Législatives algériennes 2017 : une élection confisquée à l’avance

Législatives algériennes 2017 : une élection confisquée à l’avance

Ils reviennent en ce printemps 2017, flottant dans de gros habits, les prétendants au pouvoir législatif, sans mesurer s’ils sont à la hauteur de cette tâche institutionnelle. Toute honte bue, ils mèneront campagne sans aucune offre politique visant à réhabiliter ce troisième pouvoir trop soumis à l’exécutif. Transformées en boites à lettres, toutes les législature précédentes ne constituaient pas une représentation valable et populaire.

Déjà en cette période préélectorale, la collecte des parrainages des électeurs s’est transformée pour certains prétendant en opération typiquement commerciale. Un formulaire signé vaut de 200 à 1000 DA, selon la capacité financière du candidat à la candidature. Les intervenants dans cette opération de vente sont des saisonniers recrutés pour marchander la misère et la cupidité des électeurs. Sans morale ni éthique, les candidats ayant collecté ainsi leur parrainage confisquent déjà l’opération électorale dans un sale tissu de l’argent mal acquis.

D’autres rassurés par un quota promis pour services rendus en jouant l’opposition, mettent les bouchées doubles pour déposer les dossiers de candidatures. L’atterrissage au parlement ne sera alors qu’une formalité. Ils y seront pour maintenir la façade démocratique. Démagogues jusqu’à la moelle, ils défendront crânement qu’ils veulent changer le système de l’intérieur. Opération de blanchiment politique pour laquelle ils sont chèrement payés.

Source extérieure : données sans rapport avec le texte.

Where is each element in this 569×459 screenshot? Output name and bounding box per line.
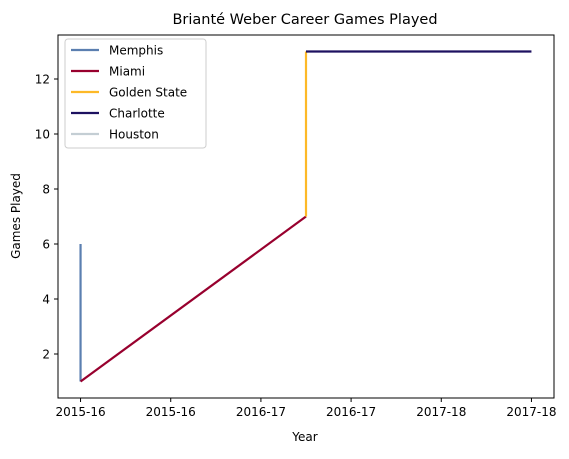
y-tick-label: 4: [42, 293, 50, 307]
plot-area: [79, 50, 532, 383]
x-tick-label: 2017-18: [506, 405, 556, 419]
axes-frame: [57, 34, 555, 399]
x-axis-label: Year: [291, 430, 317, 444]
legend-label: Houston: [109, 128, 159, 142]
y-tick-label: 6: [42, 238, 50, 252]
x-axis: 2015-16 2015-16 2016-17 2016-17 2017-18 2017-…: [55, 398, 557, 419]
chart-title: Brianté Weber Career Games Played: [172, 12, 437, 28]
x-tick-label: 2016-17: [326, 405, 376, 419]
x-tick-label: 2015-16: [146, 405, 196, 419]
y-tick-label: 8: [42, 183, 50, 197]
y-tick-label: 10: [35, 128, 50, 142]
x-tick-label: 2017-18: [416, 405, 466, 419]
legend-label: Miami: [109, 65, 145, 79]
y-tick-label: 2: [42, 348, 50, 362]
x-tick-label: 2016-17: [236, 405, 286, 419]
legend: Memphis Miami Golden State Charlotte Houston: [64, 38, 207, 149]
x-tick-label: 2015-16: [55, 405, 105, 419]
y-axis-label: Games Played: [9, 173, 23, 259]
legend-label: Charlotte: [109, 107, 165, 121]
y-axis: 2 4 6 8 10 12: [35, 73, 58, 362]
legend-box: [64, 38, 207, 149]
legend-label: Golden State: [109, 86, 187, 100]
y-tick-label: 12: [35, 73, 50, 87]
legend-label: Memphis: [109, 44, 163, 58]
series-line-miami: [79, 215, 307, 383]
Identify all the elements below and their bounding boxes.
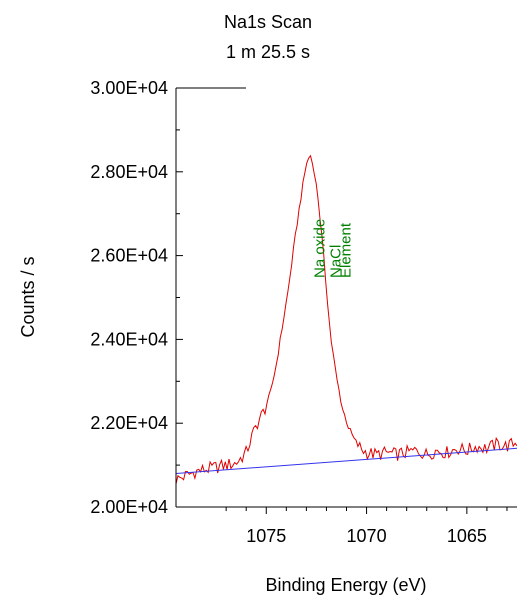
x-axis-label: Binding Energy (eV) [265,575,426,595]
chart-title: Na1s Scan [224,12,312,32]
y-tick-label: 2.00E+04 [90,497,168,517]
peak-annotation: Na oxide [311,219,328,278]
x-tick-label: 1070 [347,526,387,546]
y-tick-label: 3.00E+04 [90,78,168,98]
axis-ticks: 2.00E+04 2.20E+04 2.40E+04 2.60E+04 2.80E+04… [90,78,508,546]
x-tick-label: 1075 [246,526,286,546]
y-tick-label: 2.80E+04 [90,162,168,182]
y-tick-label: 2.60E+04 [90,246,168,266]
peak-annotation: NaCl [327,245,344,278]
series-line-spectrum [175,154,517,485]
chart-subtitle: 1 m 25.5 s [226,42,310,62]
series-line-background [175,447,517,474]
peak-annotation: Element [337,222,354,278]
x-tick-label: 1065 [447,526,487,546]
y-axis-label: Counts / s [18,256,38,337]
y-tick-label: 2.40E+04 [90,329,168,349]
y-tick-label: 2.20E+04 [90,413,168,433]
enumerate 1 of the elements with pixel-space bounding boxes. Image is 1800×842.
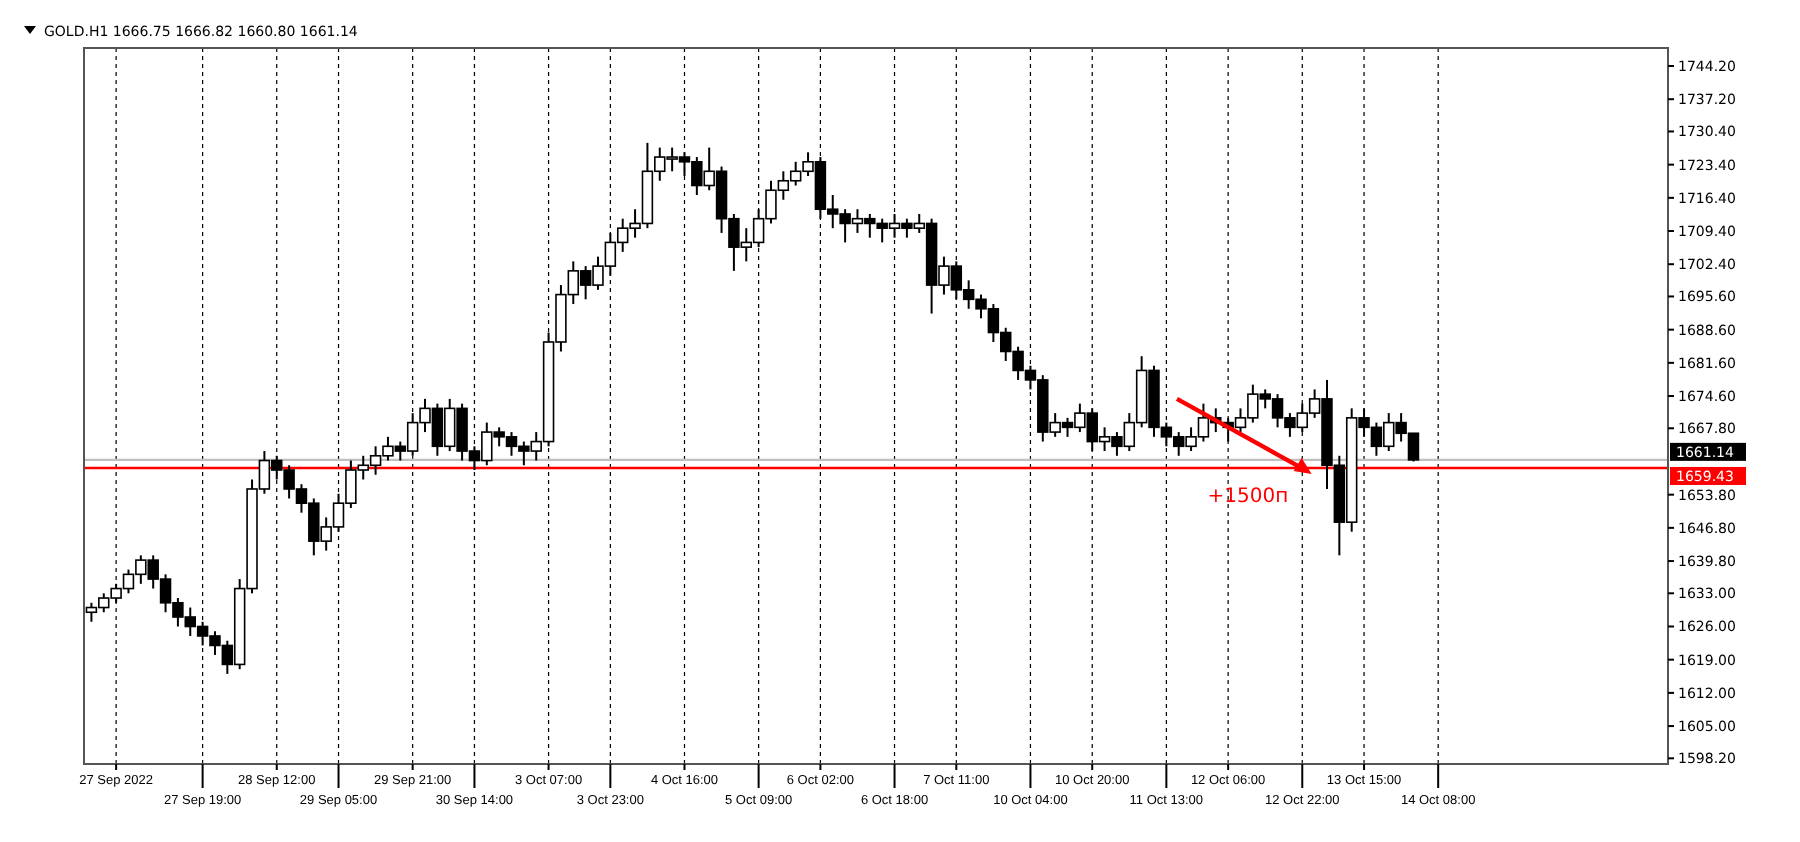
- annotation: +1500п: [1207, 486, 1289, 509]
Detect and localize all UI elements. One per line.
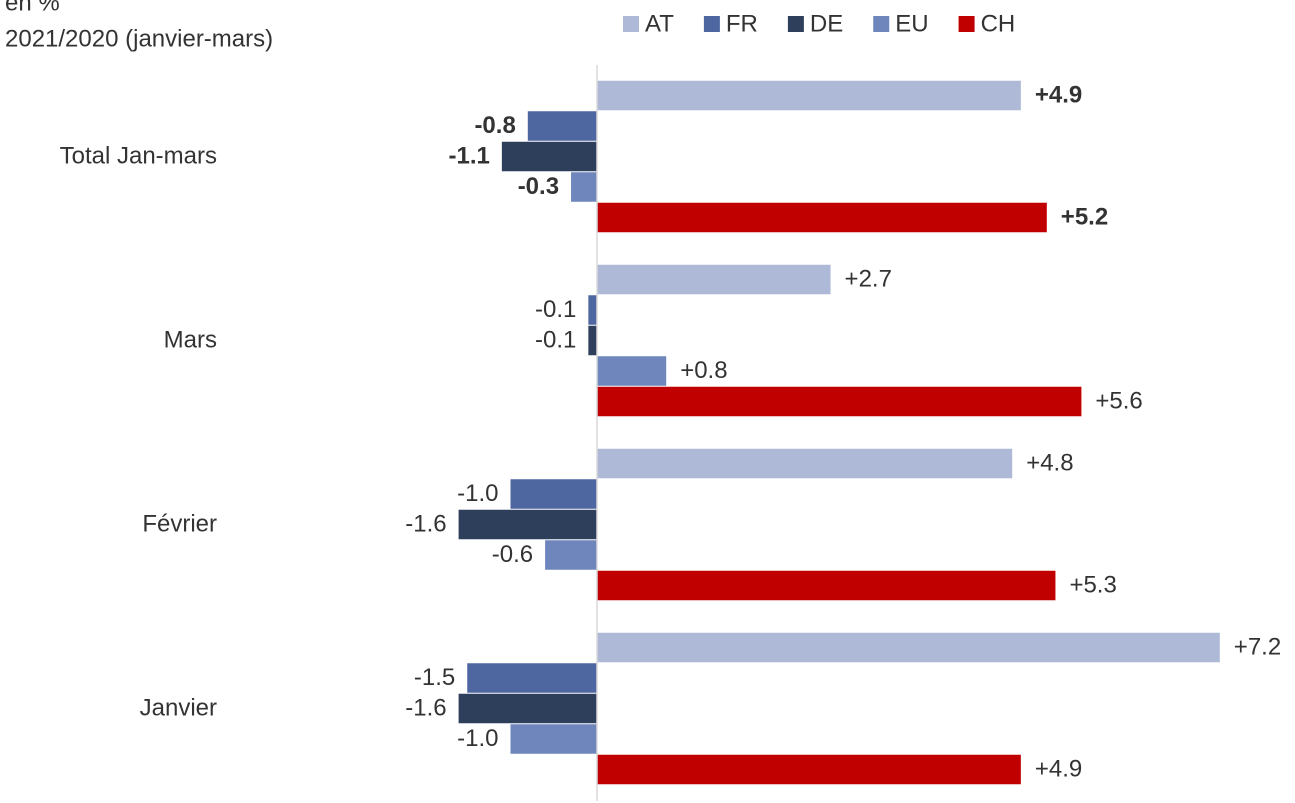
legend-label: EU	[895, 10, 928, 37]
value-label: -1.6	[405, 694, 446, 721]
legend-label: AT	[645, 10, 674, 37]
legend-swatch	[787, 16, 804, 32]
bar	[597, 448, 1013, 479]
bar	[510, 724, 597, 754]
value-label: +0.8	[680, 357, 727, 384]
value-label: -1.5	[414, 664, 455, 691]
bar	[588, 325, 597, 356]
value-label: -0.8	[474, 112, 515, 139]
bar	[597, 80, 1021, 111]
legend-label: CH	[981, 10, 1016, 37]
legend-swatch	[623, 16, 639, 32]
bar	[597, 570, 1056, 601]
bar	[571, 172, 597, 202]
value-label: +2.7	[845, 265, 892, 292]
value-label: -1.1	[448, 142, 489, 169]
bar	[467, 663, 597, 693]
legend-label: FR	[726, 10, 758, 37]
value-label: +4.8	[1026, 449, 1073, 476]
value-label: +4.9	[1035, 81, 1082, 108]
value-label: +4.9	[1035, 755, 1082, 782]
bar	[588, 295, 597, 325]
category-label: Janvier	[140, 694, 217, 721]
bar	[458, 509, 597, 540]
value-label: -0.1	[535, 296, 576, 323]
category-label: Total Jan-mars	[60, 142, 217, 169]
bar	[510, 479, 597, 509]
chart-title: en %	[5, 0, 60, 16]
value-label: -1.0	[457, 480, 498, 507]
value-label: +5.6	[1095, 387, 1142, 414]
value-label: -0.3	[518, 173, 559, 200]
bar	[597, 202, 1047, 233]
value-label: -0.6	[492, 541, 533, 568]
value-label: +5.3	[1069, 571, 1116, 598]
legend-swatch	[873, 16, 890, 32]
category-label: Février	[142, 510, 217, 537]
legend-label: DE	[810, 10, 843, 37]
legend-swatch	[958, 16, 975, 32]
value-label: +7.2	[1234, 633, 1281, 660]
value-label: -1.6	[405, 510, 446, 537]
bar	[527, 111, 597, 141]
bar	[597, 356, 667, 386]
value-label: -1.0	[457, 725, 498, 752]
bar	[545, 540, 597, 570]
bar	[501, 141, 597, 172]
value-label: -0.1	[535, 326, 576, 353]
value-label: +5.2	[1061, 203, 1108, 230]
bar	[458, 693, 597, 724]
legend-swatch	[703, 16, 720, 32]
category-label: Mars	[164, 326, 217, 353]
chart-subtitle: 2021/2020 (janvier-mars)	[5, 25, 273, 52]
bar	[597, 632, 1220, 663]
bar	[597, 386, 1082, 417]
bar	[597, 264, 831, 295]
bar	[597, 754, 1021, 785]
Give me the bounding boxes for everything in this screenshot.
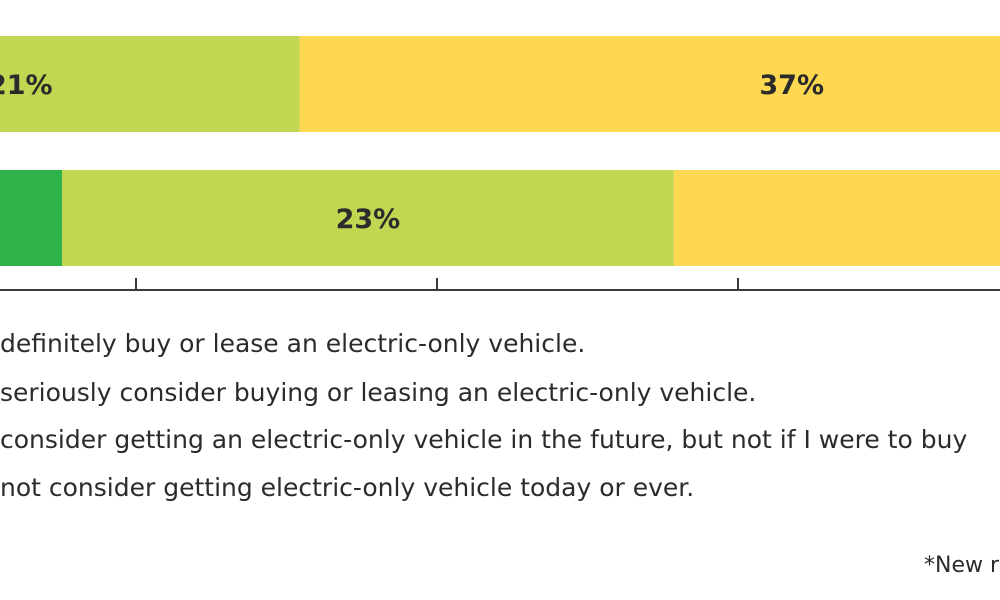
bars-layer: 21%37%23%36% xyxy=(0,36,1000,266)
x-axis xyxy=(0,278,1000,291)
bar-segment-seriously-consider xyxy=(0,36,300,132)
legend-item-not-consider: not consider getting electric-only vehic… xyxy=(0,473,694,502)
footnote: *New r xyxy=(924,553,1000,578)
legend-item-definitely-buy: definitely buy or lease an electric-only… xyxy=(0,329,585,358)
legend-item-consider-future: consider getting an electric-only vehicl… xyxy=(0,425,967,454)
data-label: 21% xyxy=(0,70,53,101)
legend: definitely buy or lease an electric-only… xyxy=(0,329,967,502)
bar-segment-consider-future xyxy=(299,36,1000,132)
bar-segment-consider-future xyxy=(673,170,1000,266)
data-label: 37% xyxy=(759,70,824,101)
bar-segment-seriously-consider xyxy=(62,170,674,266)
legend-item-seriously-consider: seriously consider buying or leasing an … xyxy=(0,378,756,407)
bar-segment-definitely-buy xyxy=(0,170,62,266)
data-label: 23% xyxy=(336,204,401,235)
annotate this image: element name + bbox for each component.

Comme pour ajouter du discrédit à une élection biaisée d’avance, il y a ces contestations et ces dissidences à l’approche de la date butoir de dépôt des dossiers de candidatures. Les listes dans la majorité des pseudo-partis sont confectionnées sans aucune légitimité démocratique. Magouilles, favoritisme et abus constituent les seuls critères pour imposer des profils serviles, missionnés pour maintenir le parlement dans son état inféodé au pouvoir exécutif.

Ainsi donc, les partants pour cette cinquième législature depuis l’avènement d’un multipartisme de façade, manquent cruellement de légitimité démocratique avant même le vote. Leur sélection, tous partis confondus, ne répond à aucune règle de choix libre pour qu’ils puissent prétendre à une quelconque assise populaire solide, encore moins dire qu’ils compte réhabiliter le pouvoir législatif dans sa véritable fonction. Obéissants au seules règles fixées par le régime, ils subiront un président au perchoir déjà choisi et excelleront dans leur sport préféré : lever davantage les main.